Primero pensé en usar dos monitores. Incluso fui y compré uno extra, pero no he podido instalarlo porque mi computadora no tiene conexión HDMI, según me explica mi marido. Tendría que comprar una computadora nueva con ese tipo de conector para instalar los dos. Y no sé si valdrá la pena.

Mientras tanto, se me ocurrió abrir el documento en inglés en mi iPad y ponerlo al lado de la computadora, así:

Translation

El problema fue que al pasar las “páginas” del iPad con la mano derecha me quedó tremendo dolor en ese lado. Descartado de plano.

Luego imprimí el manuscrito en inglés y lo puse en el buró, donde antes estaba el iPad. Entonces tenía que estirar la cabeza hacia el lado en que se encontraba y claro, seguir pasando una a una las jeringadas páginas, esta vez de papel, mientras escribía. Tampoco resultó.

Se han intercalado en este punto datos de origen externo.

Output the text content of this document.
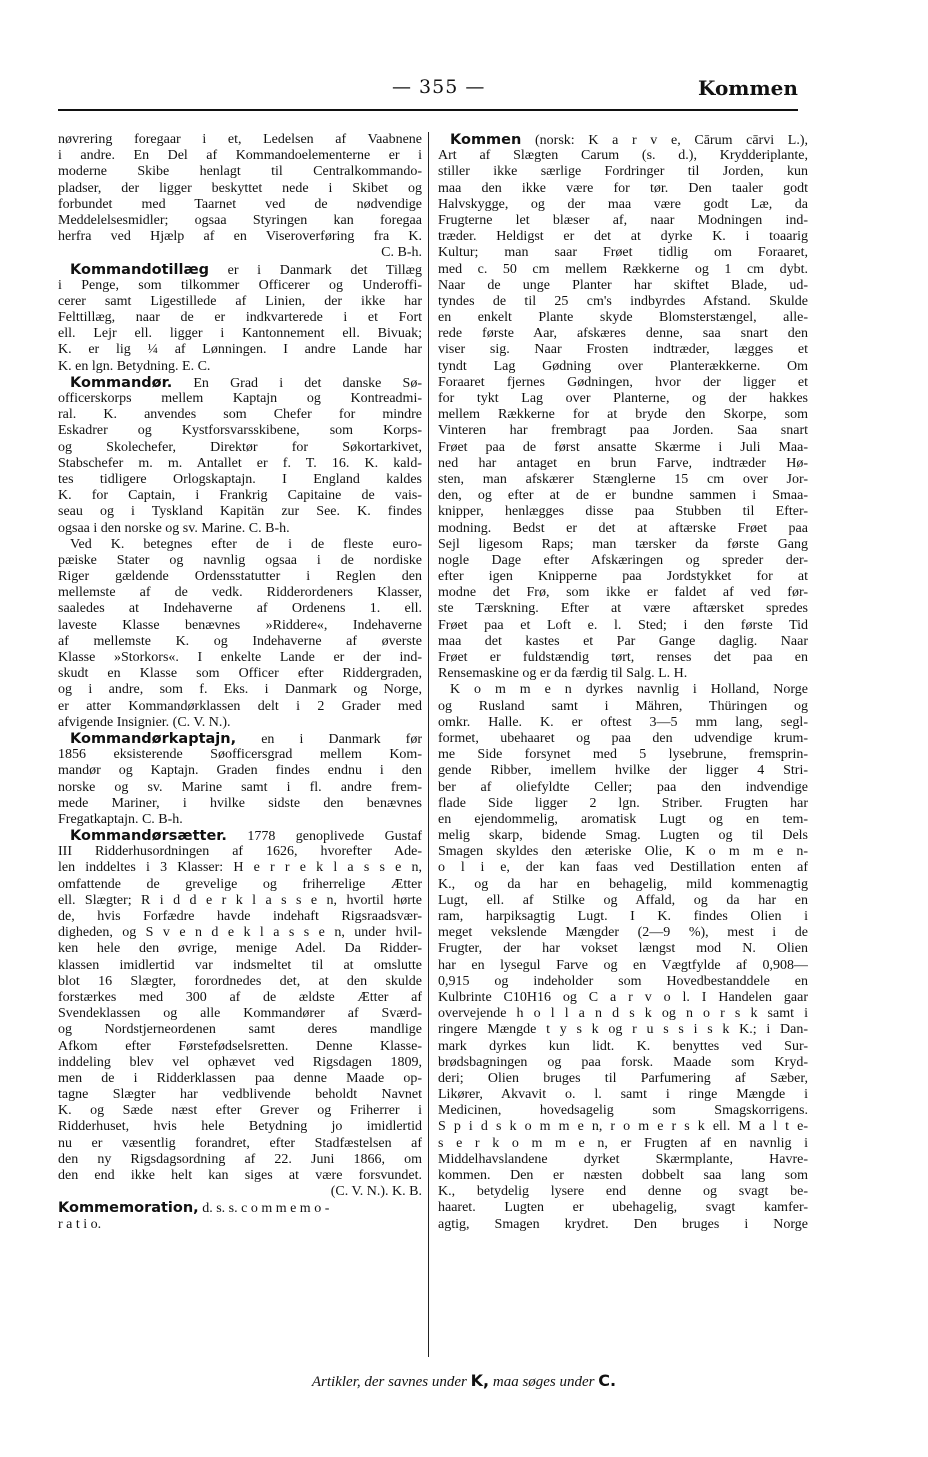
— 355 —	Kommen
nøvrering foregaar i et, Ledelsen af Vaabnene
i andre. En Del af Kommandoelementerne er i
moderne Skibe henlagt til Centralkommando-
pladser, der ligger beskyttet nede i Skibet og
forbundet med Taarnet ved de nødvendige
Meddelelsesmidler; ogsaa Styringen kan foregaa
herfra ved Hjælp af en Viseroverføring fra K.
C. B-h.
Kommandotillæg er i Danmark det Tillæg
i Penge, som tilkommer Officerer og Underoffi-
cerer samt Ligestillede af Linien, der ikke har
Felttillæg, naar de er indkvarterede i et Fort
ell. Lejr ell. ligger i Kantonnement ell. Bivuak;
K. er lig ¼ af Lønningen. I andre Lande har
K. en lgn. Betydning. E. C.
Kommandør. En Grad i det danske Sø-
officerskorps mellem Kaptajn og Kontreadmi-
ral. K. anvendes som Chefer for mindre
Eskadrer og Kystforsvarsskibene, som Korps-
og Skolechefer, Direktør for Søkortarkivet,
Stabschefer m. m. Antallet er f. T. 16. K. kald-
tes tidligere Orlogskaptajn. I England kaldes
K. for Captain, i Frankrig Capitaine de vais-
seau og i Tyskland Kapitän zur See. K. findes
ogsaa i den norske og sv. Marine. C. B-h.
Ved K. betegnes efter de i de fleste euro-
pæiske Stater og navnlig ogsaa i de nordiske
Riger gældende Ordensstatutter i Reglen den
mellemste af de vedk. Ridderordeners Klasser,
saaledes at Indehaverne af Ordenens 1. ell.
laveste Klasse benævnes »Riddere«, Indehaverne
af mellemste K. og Indehaverne af øverste
Klasse »Storkors«. I enkelte Lande er der ind-
skudt en Klasse som Officer efter Riddergraden,
og i andre, som f. Eks. i Danmark og Norge,
er atter Kommandørklassen delt i 2 Grader med
afvigende Insignier. (C. V. N.).
Kommandørkaptajn, en i Danmark før
1856 eksisterende Søofficersgrad mellem Kom-
mandør og Kaptajn. Graden findes endnu i den
norske og sv. Marine samt i fl. andre frem-
mede Mariner, i hvilke sidste den benævnes
Fregatkaptajn. C. B-h.
Kommandørsætter. 1778 genoplivede Gustaf
III Ridderhusordningen af 1626, hvorefter Ade-
len inddeltes i 3 Klasser: H e r r e k l a s s e n,
omfattende de grevelige og friherrelige Ætter
ell. Slægter; R i d d e r k l a s s e n, hvortil hørte
de, hvis Forfædre havde indehaft Rigsraadsvær-
digheden, og S v e n d e k l a s s e n, under hvil-
ken hele den øvrige, menige Adel. Da Ridder-
klassen imidlertid var indsmeltet til at omslutte
blot 16 Slægter, forordnedes det, at den skulde
forstærkes med 300 af de ældste Ætter af
Svendeklassen og alle Kommandører af Sværd-
og Nordstjerneordenen samt deres mandlige
Afkom efter Førstefødselsretten. Denne Klasse-
inddeling blev vel ophævet ved Rigsdagen 1809,
men de i Ridderklassen paa denne Maade op-
tagne Slægter har vedblivende beholdt Navnet
K. og Sæde næst efter Grever og Friherrer i
Ridderhuset, hvis hele Betydning jo imidlertid
nu er væsentlig forandret, efter Stadfæstelsen af
den ny Rigsdagsordning af 22. Juni 1866, om
den end ikke helt kan siges at være forsvundet.
(C. V. N.). K. B.
Kommemoration, d. s. s. c o m m e m o -
r a t i o.
Kommen (norsk: K a r v e, Cārum cārvi L.),
Art af Slægten Carum (s. d.), Krydderiplante,
stiller ikke særlige Fordringer til Jorden, kun
maa den ikke være for tør. Den taaler godt
Halvskygge, og der maa være godt Læ, da
Frugterne let blæser af, naar Modningen ind-
træder. Heldigst er det at dyrke K. i toaarig
Kultur; man saar Frøet tidlig om Foraaret,
med c. 50 cm mellem Rækkerne og 1 cm dybt.
Naar de unge Planter har skiftet Blade, ud-
tyndes de til 25 cm's indbyrdes Afstand. Skulde
en enkelt Plante skyde Blomsterstængel, alle-
rede første Aar, afskæres denne, saa snart den
viser sig. Naar Frosten indtræder, lægges et
tyndt Lag Gødning over Planterækkerne. Om
Foraaret fjernes Gødningen, hvor der ligger et
for tykt Lag over Planterne, og der hakkes
mellem Rækkerne for at bryde den Skorpe, som
Vinteren har frembragt paa Jorden. Saa snart
Frøet paa de først ansatte Skærme i Juli Maa-
ned har antaget en brun Farve, indtræder Hø-
sten, man afskærer Stænglerne 15 cm over Jor-
den, og efter at de er bundne sammen i Smaa-
knipper, henlægges disse paa Stubben til Efter-
modning. Bedst er det at aftærske Frøet paa
Sejl ligesom Raps; man tærsker da første Gang
nogle Dage efter Afskæringen og spreder der-
efter igen Knipperne paa Jordstykket for at
modne det Frø, som ikke er faldet af ved før-
ste Tærskning. Efter at være aftærsket spredes
Frøet paa et Loft e. l. Sted; i den første Tid
maa det kastes et Par Gange daglig. Naar
Frøet er fuldstændig tørt, renses det paa en
Rensemaskine og er da færdig til Salg. L. H.
K o m m e n dyrkes navnlig i Holland, Norge
og Rusland samt i Mähren, Thüringen og
omkr. Halle. K. er oftest 3—5 mm lang, segl-
formet, ubehaaret og paa den udvendige krum-
me Side forsynet med 5 lysebrune, fremsprin-
gende Ribber, imellem hvilke der ligger 4 Stri-
ber af oliefyldte Celler; paa den indvendige
flade Side ligger 2 lgn. Striber. Frugten har
en ejendommelig, aromatisk Lugt og en tem-
melig skarp, bidende Smag. Lugten og til Dels
Smagen skyldes den æteriske Olie, K o m m e n-
o l i e, der kan faas ved Destillation enten af
K., og da har en behagelig, mild kommenagtig
Lugt, ell. af Stilke og Affald, og da har en
ram, harpiksagtig Lugt. I K. findes Olien i
meget vekslende Mængder (2—9 %), mest i de
Frugter, der har vokset længst mod N. Olien
har en lysegul Farve og en Vægtfylde af 0,908—
0,915 og indeholder som Hovedbestanddele en
Kulbrinte C10H16 og C a r v o l. I Handelen gaar
overvejende h o l l a n d s k og n o r s k samt i
ringere Mængde t y s k og r u s s i s k K.; i Dan-
mark dyrkes kun lidt. K. benyttes ved Sur-
brødsbagningen og paa forsk. Maade som Kryd-
deri; Olien bruges til Parfumering af Sæber,
Likører, Akvavit o. l. samt i ringe Mængde i
Medicinen, hovedsagelig som Smagskorrigens.
S p i d s k o m m e n, r o m e r s k ell. M a l t e-
s e r k o m m e n, er Frugten af en navnlig i
Middelhavslandene dyrket Skærmplante, Havre-
kommen. Den er næsten dobbelt saa lang som
K., betydelig lysere end denne og svagt be-
haaret. Lugten er ubehagelig, svagt kamfer-
agtig, Smagen krydret. Den bruges i Norge
Artikler, der savnes under K, maa søges under C.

Así que ahora nada más que uso un documento Word, traduzco un párrafo o dos, y luego copio y pego la versión en español en otro documento. De ampanga el caso.

No sé si tendrá sentido invertir en una computadora nueva para poder usar los dos monitores a la vez. Me temo que sea demasiado gasto teniendo en cuenta que mi computadora actual funciona bien y que no pienso hacer este tipo de traducciones largotas con regularidad. Si con mi propio libro es, y a veces me hace halarme los pelos, ¿cómo sería si fuese el trabajo de otro? ¡Lo mandaba a volar!

Dejo constancia aquí de mi nuevo respeto y admiración por los traductores literarios. Yo he hecho muchas, muchísimas traducciones (las hago todavía para The Taos News), pero siempre son cortas, de mil palabras como máximo. Y más sencillas, no hay que andar dándoles la vuelta.

Al terminar este post, hace tres días, me fui al St. James Tearoom en Albuquerque para celebrar las cien páginas terminadas. Pronto postearé sobre la reunión con mis cuatitas, ambas traductoras, y lo que aprendí en ella.